Key viewing patterns show a median of 3.5 hours per week (about 30 minutes daily) spread across 7–8 short sessions. Consumption peaks between 8 pm and midnight, with additional spikes during commutes and work breaks classic “in-between moments” that the format fills perfectly. Around 57 per cent of viewing happens in ambient mode (while doing something else), and 90 per cent is solo, enabling more intimate, personal storytelling.
Romance, family drama and comedy lead genre preferences. Audiences show growing openness to AI-generated content, 47 per cent find it unique and creative, while only 6 per cent say they would avoid it entirely. Regional languages are surging after Hindi and English, Tamil, Telugu and Kannada dominate consumption.
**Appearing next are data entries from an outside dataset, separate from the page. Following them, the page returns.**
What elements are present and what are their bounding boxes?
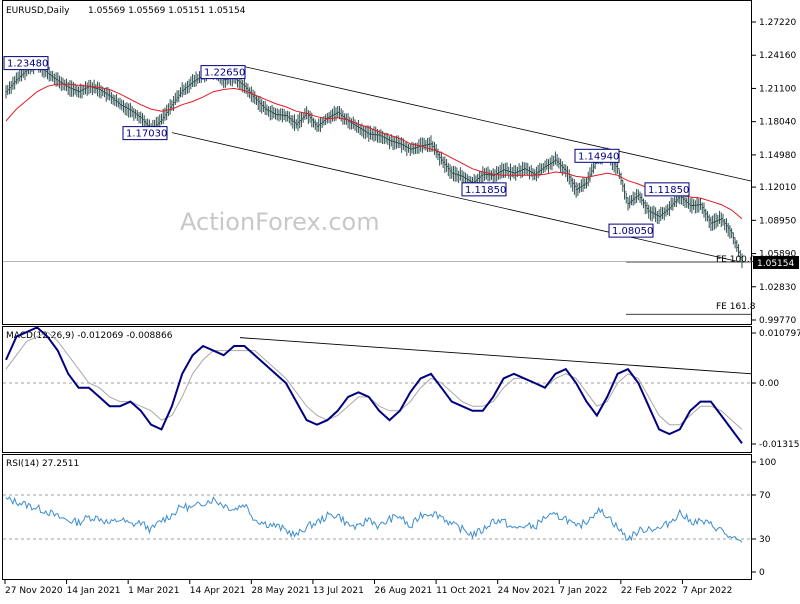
macd-y-tick-label: -0.013158: [759, 440, 800, 450]
x-tick-label: 24 Nov 2021: [498, 586, 556, 596]
price-callout-box: [608, 223, 654, 238]
price-y-tick-label: 1.05890: [759, 250, 796, 260]
x-tick-label: 11 Oct 2021: [436, 586, 492, 596]
axes-layer: 1.27220 1.24160 1.21100 1.18040 1.14980 1.120…: [4, 18, 800, 596]
watermark: ActionForex.com: [180, 208, 380, 236]
price-y-tick-label: 1.08950: [759, 216, 796, 226]
price-y-tick-label: 1.14980: [759, 151, 796, 161]
macd-trendline: [239, 337, 753, 375]
x-tick-label: 7 Jan 2022: [559, 586, 607, 596]
channel-line: [171, 132, 741, 263]
price-callout-box: [200, 65, 246, 80]
callout-layer: 1.23480 1.17030 1.22650 1.11850 1.14940 1.080…: [3, 56, 690, 238]
price-y-tick-label: 1.18040: [759, 118, 796, 128]
macd-layer: [3, 326, 753, 444]
price-callout-label: 1.08050: [612, 226, 653, 237]
x-tick-label: 14 Jan 2021: [67, 586, 121, 596]
pane-frames: [2, 0, 752, 580]
x-tick-label: 13 Jul 2021: [313, 586, 364, 596]
price-callout-label: 1.11850: [465, 185, 506, 196]
price-callout-label: 1.11850: [648, 185, 689, 196]
macd-header: MACD(12,26,9) -0.012069 -0.008866: [6, 331, 173, 341]
rsi-y-tick-label: 0: [759, 568, 765, 578]
price-callout-label: 1.23480: [7, 59, 48, 70]
price-pane-frame: [2, 0, 752, 325]
rsi-layer: [3, 494, 752, 543]
rsi-header: RSI(14) 27.2511: [6, 459, 79, 469]
price-callout-box: [644, 182, 690, 197]
x-tick-label: 7 Apr 2022: [682, 586, 732, 596]
price-callout-label: 1.14940: [578, 151, 619, 162]
price-callout-box: [3, 56, 49, 71]
channel-line: [244, 66, 753, 182]
current-price-label: 1.05154: [757, 259, 794, 269]
price-y-tick-label: 1.12010: [759, 183, 796, 193]
price-y-tick-label: 1.02830: [759, 283, 796, 293]
price-callout-label: 1.22650: [204, 68, 245, 79]
fe-161-label: FE 161.8: [716, 302, 756, 312]
rsi-pane-frame: [2, 454, 752, 580]
x-tick-label: 14 Apr 2021: [190, 586, 246, 596]
x-tick-label: 28 May 2021: [251, 586, 310, 596]
x-tick-label: 27 Nov 2020: [5, 586, 63, 596]
macd-y-tick-label: 0.010797: [759, 329, 800, 339]
price-header-ohlc: 1.05569 1.05569 1.05151 1.05154: [88, 6, 246, 16]
price-y-tick-label: 1.27220: [759, 18, 796, 28]
price-callout-box: [574, 148, 620, 163]
macd-pane-frame: [2, 326, 752, 453]
rsi-y-tick-label: 100: [759, 458, 776, 468]
x-tick-label: 26 Aug 2021: [375, 586, 433, 596]
price-y-tick-label: 1.24160: [759, 51, 796, 61]
rsi-y-tick-label: 30: [759, 535, 771, 545]
moving-average-line: [5, 83, 743, 220]
x-tick-label: 1 Mar 2021: [128, 586, 179, 596]
rsi-line: [5, 496, 743, 543]
macd-y-tick-label: 0.00: [759, 379, 779, 389]
fe-100-label: FE 100.0: [716, 255, 756, 265]
rsi-y-tick-label: 70: [759, 491, 771, 501]
price-y-tick-label: 1.21100: [759, 84, 796, 94]
price-y-tick-label: 0.99770: [759, 316, 796, 326]
price-callout-box: [461, 182, 507, 197]
price-header-symbol: EURUSD,Daily: [6, 6, 70, 16]
x-tick-label: 22 Feb 2022: [621, 586, 677, 596]
current-price-tag: [753, 256, 799, 269]
price-callout-box: [122, 126, 168, 141]
price-callout-label: 1.17030: [126, 129, 167, 140]
macd-line: [5, 326, 743, 444]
Meta, director, media & entertainment (India) Shweta Bajpai said, “Micro-drama isn’t a passing trend, it’s rewriting the rules of Indian entertainment. In under a year, an entirely new category of platforms has emerged, built audience habits from scratch, and created a business vertical that is scaling fast.”
Ormax Media founder-CEO Shailesh Kapoor added, “Micro-dramas are beginning to show the early signs of becoming a distinct content category in India’s digital entertainment landscape. When a format aligns closely with how audiences naturally engage with their devices, it has the potential to scale very quickly.”
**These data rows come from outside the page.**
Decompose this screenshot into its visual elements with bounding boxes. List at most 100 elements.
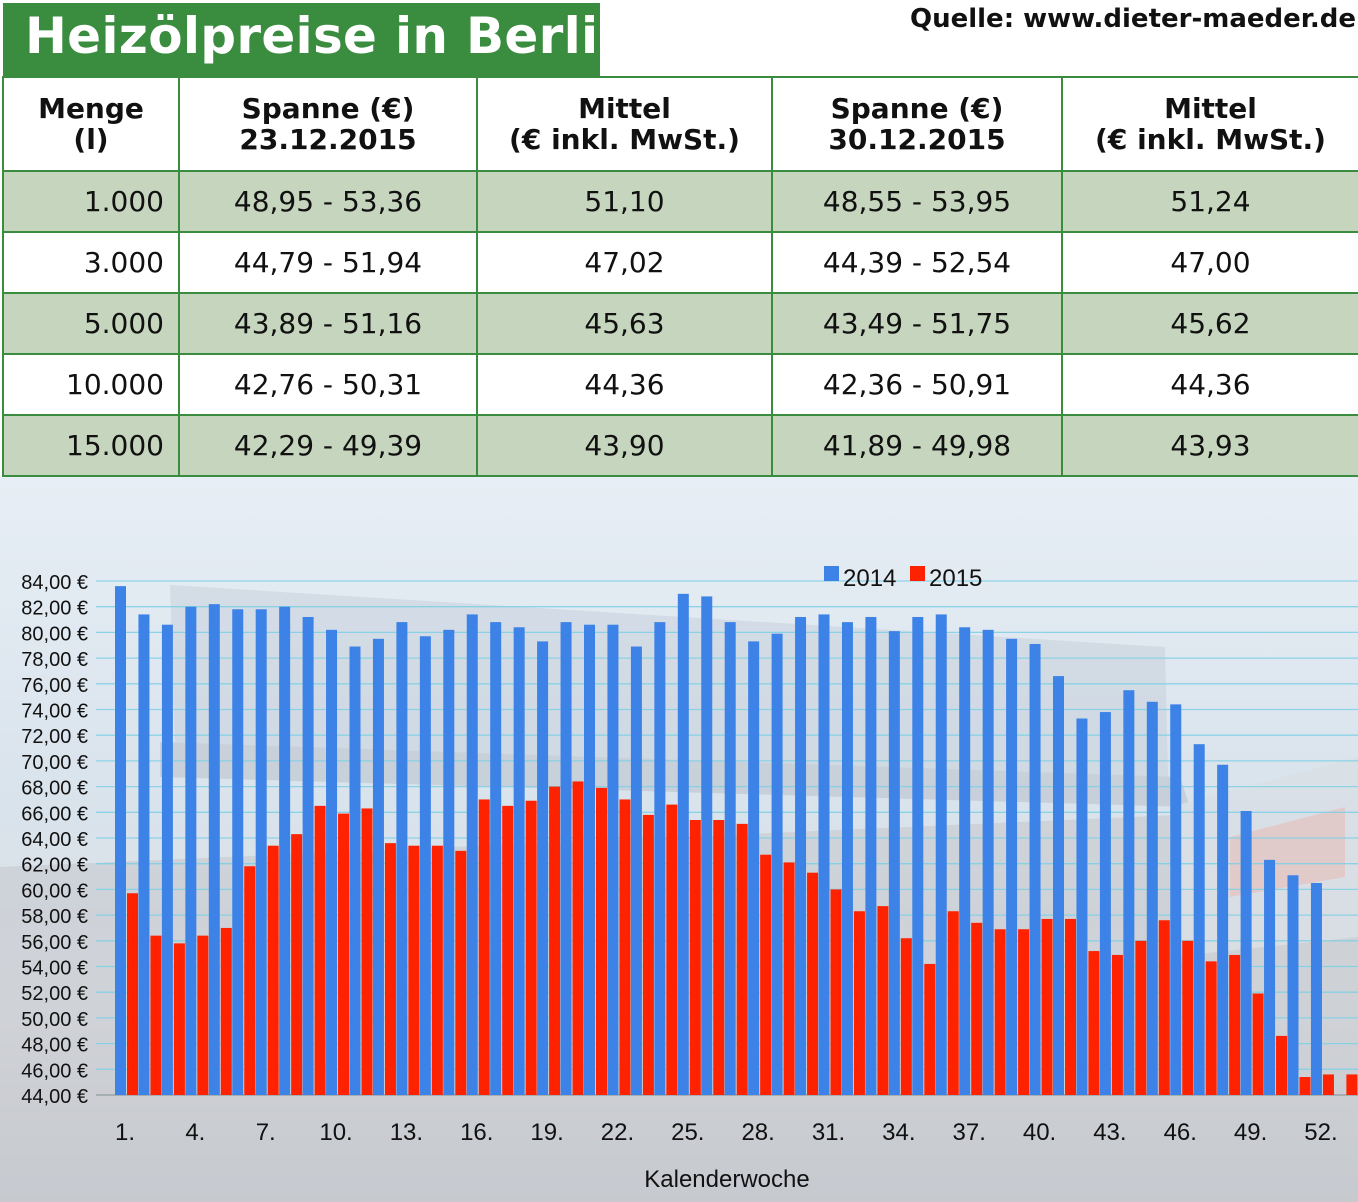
bar-2015: [642, 814, 654, 1095]
bar-2014: [1264, 859, 1276, 1095]
bar-2014: [1310, 882, 1322, 1095]
bar-2015: [1065, 918, 1076, 1095]
y-axis-ticks: 84,00 € 82,00 € 80,00 € 78,00 € 76,00 € 74,00…: [21, 572, 88, 1108]
bar-2015: [150, 935, 162, 1095]
chart-legend: 2014 2015: [824, 565, 982, 592]
table-cell: 42,36 - 50,91: [771, 353, 1063, 416]
table-cell: 51,10: [476, 170, 773, 233]
bar-2014: [607, 624, 619, 1095]
bar-2015: [1205, 961, 1217, 1095]
x-tick-label: 10.: [319, 1119, 352, 1146]
bar-2014: [1146, 701, 1158, 1095]
bar-2014: [537, 641, 549, 1095]
bar-2014: [466, 614, 478, 1095]
y-tick-label: 74,00 €: [21, 701, 88, 723]
table-cell: 48,55 - 53,95: [771, 170, 1063, 233]
x-tick-label: 46.: [1164, 1119, 1197, 1146]
bar-2014: [396, 622, 408, 1095]
bar-2015: [1346, 1074, 1358, 1095]
series-2014-bars: [115, 586, 1322, 1095]
x-axis-title: Kalenderwoche: [644, 1166, 809, 1193]
bar-2015: [1111, 954, 1123, 1095]
legend-swatch-2014: [824, 566, 839, 581]
bar-2015: [291, 834, 303, 1095]
bar-2015: [713, 820, 725, 1095]
bar-2014: [279, 606, 291, 1095]
table-cell: 44,39 - 52,54: [771, 231, 1063, 294]
x-tick-label: 43.: [1093, 1119, 1126, 1146]
table-cell: 43,90: [476, 414, 773, 477]
bar-2014: [161, 624, 173, 1095]
bar-2014: [1287, 875, 1299, 1095]
bar-2014: [701, 596, 713, 1095]
bar-2015: [689, 820, 701, 1095]
page-title: Heizölpreise in Berlin: [3, 3, 600, 76]
bar-2015: [525, 800, 537, 1095]
table-cell: 48,95 - 53,36: [178, 170, 478, 233]
bar-2015: [1229, 954, 1241, 1095]
x-tick-label: 19.: [530, 1119, 563, 1146]
table-row: 1.000 48,95 - 53,36 51,10 48,55 - 53,95 …: [2, 170, 1358, 233]
x-tick-label: 52.: [1304, 1119, 1337, 1146]
table-cell: 42,29 - 49,39: [178, 414, 478, 477]
x-tick-label: 22.: [601, 1119, 634, 1146]
bar-2015: [807, 872, 819, 1095]
y-tick-label: 82,00 €: [21, 598, 88, 620]
bar-2015: [853, 911, 865, 1095]
bar-2015: [1252, 993, 1264, 1095]
table-cell: 3.000: [2, 231, 180, 294]
bar-2014: [935, 614, 947, 1095]
bar-2014: [841, 622, 853, 1095]
x-tick-label: 40.: [1023, 1119, 1056, 1146]
bar-2014: [748, 641, 760, 1095]
bar-2014: [654, 622, 666, 1095]
bar-2015: [971, 922, 983, 1095]
bar-2015: [1276, 1035, 1288, 1095]
bar-2015: [1041, 918, 1053, 1095]
table-cell: 45,62: [1061, 292, 1358, 355]
bar-2014: [1217, 764, 1229, 1095]
table-row: 10.000 42,76 - 50,31 44,36 42,36 - 50,91…: [2, 353, 1358, 416]
bar-2014: [326, 629, 338, 1095]
bar-2015: [947, 911, 959, 1095]
bar-2014: [419, 636, 431, 1095]
bar-2015: [244, 866, 256, 1095]
x-tick-label: 1.: [115, 1119, 135, 1146]
bar-2014: [982, 629, 994, 1095]
bar-2014: [560, 622, 572, 1095]
bar-2015: [431, 845, 443, 1095]
bar-2014: [959, 627, 971, 1095]
bar-2015: [924, 963, 936, 1095]
x-tick-label: 13.: [390, 1119, 423, 1146]
bar-2014: [1006, 638, 1018, 1095]
price-table: Menge (l) Spanne (€) 23.12.2015 Mittel (€ i…: [2, 76, 1358, 477]
bar-2014: [255, 609, 267, 1095]
table-cell: 42,76 - 50,31: [178, 353, 478, 416]
x-tick-label: 49.: [1234, 1119, 1267, 1146]
y-tick-label: 50,00 €: [21, 1009, 88, 1031]
table-cell: 41,89 - 49,98: [771, 414, 1063, 477]
bar-2015: [830, 889, 842, 1095]
x-tick-label: 34.: [882, 1119, 915, 1146]
table-cell: 45,63: [476, 292, 773, 355]
legend-label-2014: 2014: [843, 565, 896, 592]
legend-swatch-2015: [910, 566, 925, 581]
y-tick-label: 84,00 €: [21, 572, 88, 594]
source-label: Quelle: www.dieter-maeder.de: [909, 4, 1356, 34]
table-cell: 43,49 - 51,75: [771, 292, 1063, 355]
bar-2014: [818, 614, 830, 1095]
bar-2014: [115, 586, 126, 1095]
bar-2015: [338, 813, 350, 1095]
y-tick-label: 54,00 €: [21, 958, 88, 980]
bar-2015: [1322, 1074, 1334, 1095]
series-2015-bars: [127, 781, 1358, 1095]
bar-2015: [619, 799, 631, 1095]
bar-2014: [1029, 643, 1041, 1095]
bar-2014: [912, 616, 924, 1095]
x-tick-label: 7.: [256, 1119, 276, 1146]
table-cell: 43,93: [1061, 414, 1358, 477]
bar-2015: [994, 929, 1006, 1095]
bar-2014: [302, 616, 314, 1095]
table-row: 5.000 43,89 - 51,16 45,63 43,49 - 51,75 …: [2, 292, 1358, 355]
table-cell: 47,00: [1061, 231, 1358, 294]
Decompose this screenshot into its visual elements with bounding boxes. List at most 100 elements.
The study proposes ecosystem-wide responsibility, universal signposting of commercial intent, shared accountability among advertisers, platforms, creators, schools and parents, built-in safeguards, and formal media literacy in schools.
In a feed that never sleeps and a day that never stops, micro-dramas have slipped into the cracks of every spare minute turning 30-second stories into the new national pastime, one vertical swipe at a time.